While the logical call context facility was originally created for use by the .NET Framework’s remoting infrastructure it can certainly be used without using remoting. Here’s how it works, every managed thread has a hashtable object associated with it. For this hastable, the keys are String objects and the values are can refer to any object whose type is marked with the [Serializable] custom attribute. The content of this hashtable is automatically serialized/deserialized when a logical thread of execution crosses a physical thread, appdomain, or process boundary.

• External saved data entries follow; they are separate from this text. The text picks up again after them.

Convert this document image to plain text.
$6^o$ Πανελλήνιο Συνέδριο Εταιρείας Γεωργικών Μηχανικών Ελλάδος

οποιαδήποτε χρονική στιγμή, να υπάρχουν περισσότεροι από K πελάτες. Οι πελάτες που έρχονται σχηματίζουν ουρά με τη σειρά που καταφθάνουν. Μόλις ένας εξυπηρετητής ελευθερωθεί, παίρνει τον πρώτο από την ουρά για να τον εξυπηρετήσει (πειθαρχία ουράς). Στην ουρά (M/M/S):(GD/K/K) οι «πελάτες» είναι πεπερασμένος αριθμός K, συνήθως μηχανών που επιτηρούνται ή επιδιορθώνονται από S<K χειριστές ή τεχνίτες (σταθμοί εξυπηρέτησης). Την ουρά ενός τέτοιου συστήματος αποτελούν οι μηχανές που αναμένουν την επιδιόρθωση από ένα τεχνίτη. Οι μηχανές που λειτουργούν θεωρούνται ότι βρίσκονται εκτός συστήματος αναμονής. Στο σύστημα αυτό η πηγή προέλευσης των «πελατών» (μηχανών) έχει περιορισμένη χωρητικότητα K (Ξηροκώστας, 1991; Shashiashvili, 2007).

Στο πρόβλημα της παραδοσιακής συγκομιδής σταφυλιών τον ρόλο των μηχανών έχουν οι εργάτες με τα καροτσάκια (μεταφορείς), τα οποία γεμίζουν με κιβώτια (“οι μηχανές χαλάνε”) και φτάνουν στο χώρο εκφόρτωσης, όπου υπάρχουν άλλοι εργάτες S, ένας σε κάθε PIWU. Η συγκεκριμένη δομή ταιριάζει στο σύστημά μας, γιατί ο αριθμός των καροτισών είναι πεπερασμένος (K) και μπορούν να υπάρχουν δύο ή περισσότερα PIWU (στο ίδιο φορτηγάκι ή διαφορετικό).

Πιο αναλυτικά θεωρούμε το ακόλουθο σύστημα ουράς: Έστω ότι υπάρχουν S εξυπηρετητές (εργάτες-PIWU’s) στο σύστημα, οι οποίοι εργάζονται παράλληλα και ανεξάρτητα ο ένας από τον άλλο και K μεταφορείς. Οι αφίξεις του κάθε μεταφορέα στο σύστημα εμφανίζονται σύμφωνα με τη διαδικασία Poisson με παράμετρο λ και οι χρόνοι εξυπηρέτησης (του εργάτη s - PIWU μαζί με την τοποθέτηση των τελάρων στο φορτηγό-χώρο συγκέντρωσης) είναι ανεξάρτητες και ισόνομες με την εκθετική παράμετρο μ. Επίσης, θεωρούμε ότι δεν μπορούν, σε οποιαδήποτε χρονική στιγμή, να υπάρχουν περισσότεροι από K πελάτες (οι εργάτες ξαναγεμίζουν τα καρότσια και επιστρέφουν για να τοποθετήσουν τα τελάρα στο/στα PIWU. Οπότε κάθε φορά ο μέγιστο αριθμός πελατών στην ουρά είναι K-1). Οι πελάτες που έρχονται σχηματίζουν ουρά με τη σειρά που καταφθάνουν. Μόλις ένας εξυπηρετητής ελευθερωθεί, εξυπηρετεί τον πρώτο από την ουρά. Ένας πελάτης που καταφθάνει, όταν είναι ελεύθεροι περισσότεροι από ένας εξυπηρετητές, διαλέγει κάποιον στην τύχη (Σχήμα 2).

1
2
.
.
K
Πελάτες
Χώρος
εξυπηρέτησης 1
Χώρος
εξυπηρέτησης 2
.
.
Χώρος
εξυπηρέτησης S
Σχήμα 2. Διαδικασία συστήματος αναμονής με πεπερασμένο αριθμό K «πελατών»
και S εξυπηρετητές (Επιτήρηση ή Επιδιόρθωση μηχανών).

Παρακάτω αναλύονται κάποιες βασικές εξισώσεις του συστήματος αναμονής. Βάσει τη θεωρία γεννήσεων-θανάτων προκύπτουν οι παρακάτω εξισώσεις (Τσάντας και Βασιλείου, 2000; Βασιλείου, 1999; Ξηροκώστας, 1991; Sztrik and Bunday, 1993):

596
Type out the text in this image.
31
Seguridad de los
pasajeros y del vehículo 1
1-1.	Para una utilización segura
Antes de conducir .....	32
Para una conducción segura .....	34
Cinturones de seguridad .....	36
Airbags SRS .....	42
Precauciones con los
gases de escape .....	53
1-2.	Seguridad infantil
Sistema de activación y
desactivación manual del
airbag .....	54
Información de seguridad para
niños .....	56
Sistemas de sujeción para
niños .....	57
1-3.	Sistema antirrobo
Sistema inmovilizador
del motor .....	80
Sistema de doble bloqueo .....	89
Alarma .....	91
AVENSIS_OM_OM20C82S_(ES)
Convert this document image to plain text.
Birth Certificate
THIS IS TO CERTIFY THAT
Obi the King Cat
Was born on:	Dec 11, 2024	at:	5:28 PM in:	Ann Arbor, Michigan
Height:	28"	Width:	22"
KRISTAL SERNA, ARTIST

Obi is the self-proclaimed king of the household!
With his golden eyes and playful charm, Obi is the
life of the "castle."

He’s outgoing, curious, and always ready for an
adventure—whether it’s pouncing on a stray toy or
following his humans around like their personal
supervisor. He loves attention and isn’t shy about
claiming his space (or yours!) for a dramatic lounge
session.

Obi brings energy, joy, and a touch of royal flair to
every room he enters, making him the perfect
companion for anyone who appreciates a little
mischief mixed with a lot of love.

To manipulate a thread’s logical call context hashtable, you call the static LogicalSetData and LogicalGetData methods defined on the CallContext class (defined in the System.Runtime.Remoting.Messaging namespace). You delete a key from the hashtable by calling FreeNamedDataSlot. The class looks like this:
[Serializable]
public sealed class CallContext : ISerializable {
public static void LogicalSetData(String name, Object data);
public static Object LogicalGetData(String name);
public static void FreeNamedDataSlot(String name);
// For remoting only
public static void SetHeaders(Header[] headers);
public static Header[] GetHeaders();
}
Here is a small sample application that demonstrates the call context mechanism:
public static class Program {
private const String c_CCDataName = “CCData”;
private static void Main() {
// Set an item in the thread’s call context
CallContext.LogicalSetData(c_CCDataName, “Data=” + DateTime.Now);
// Get the item in the thread’s call context
GetCallContext();
// Show that call context flows to another thread
WaitCallback wc = na => GetCallContext();
wc.EndInvoke(wc.BeginInvoke(null, null, null));
// Show that call context flows to another AppDomain
AppDomain ad = AppDomain.CreateDomain(“Other AppDomain”);
ad.DoCallBack(GetCallContext);
AppDomain.Unload(ad);
// Remove the key to prevent (de)serialization of its value
// from this point on improving performance
CallContext.FreeNamedDataSlot(c_CCDataName);
// Show no data due to the key being removed from the hashtable
GetCallContext();
}
private static void GetCallContext() {
// Get the item in the thread’s call context
Console.WriteLine(“AppDomain={0}, Thread ID={1}, Data={2}”,
AppDomain.CurrentDomain.FriendlyName,
Thread.CurrentThread.ManagedThreadId,
CallContext.LogicalGetData(c_CCDataName));
}
}
When I compile and run this code, I get the following output:
AppDomain=04a-Contexts.exe, Thread ID=1, Data=Data=9/27/2010 2:47:55 PM
AppDomain=04a-Contexts.exe, Thread ID=3, Data=Data=9/27/2010 2:47:55 PM
AppDomain=Other AppDomain, Thread ID=1, Data=Data=9/27/2010 2:47:55 PM
AppDomain=04a-Contexts.exe, Thread ID=1, Data=
Since the logical call context mechanism serializes and deserializes objects in a hashtable, it is a pretty expensive mechanism. That is, it takes time to serialize & deserialize objects and, of course, deserializing objects creates objects in the managed heap which must ultimately be garbage collected. So, in my own applications, I try to avoid the call context mechanism just like I try to avoid TLS. However, there are occasions where call context can fill a need and save the day.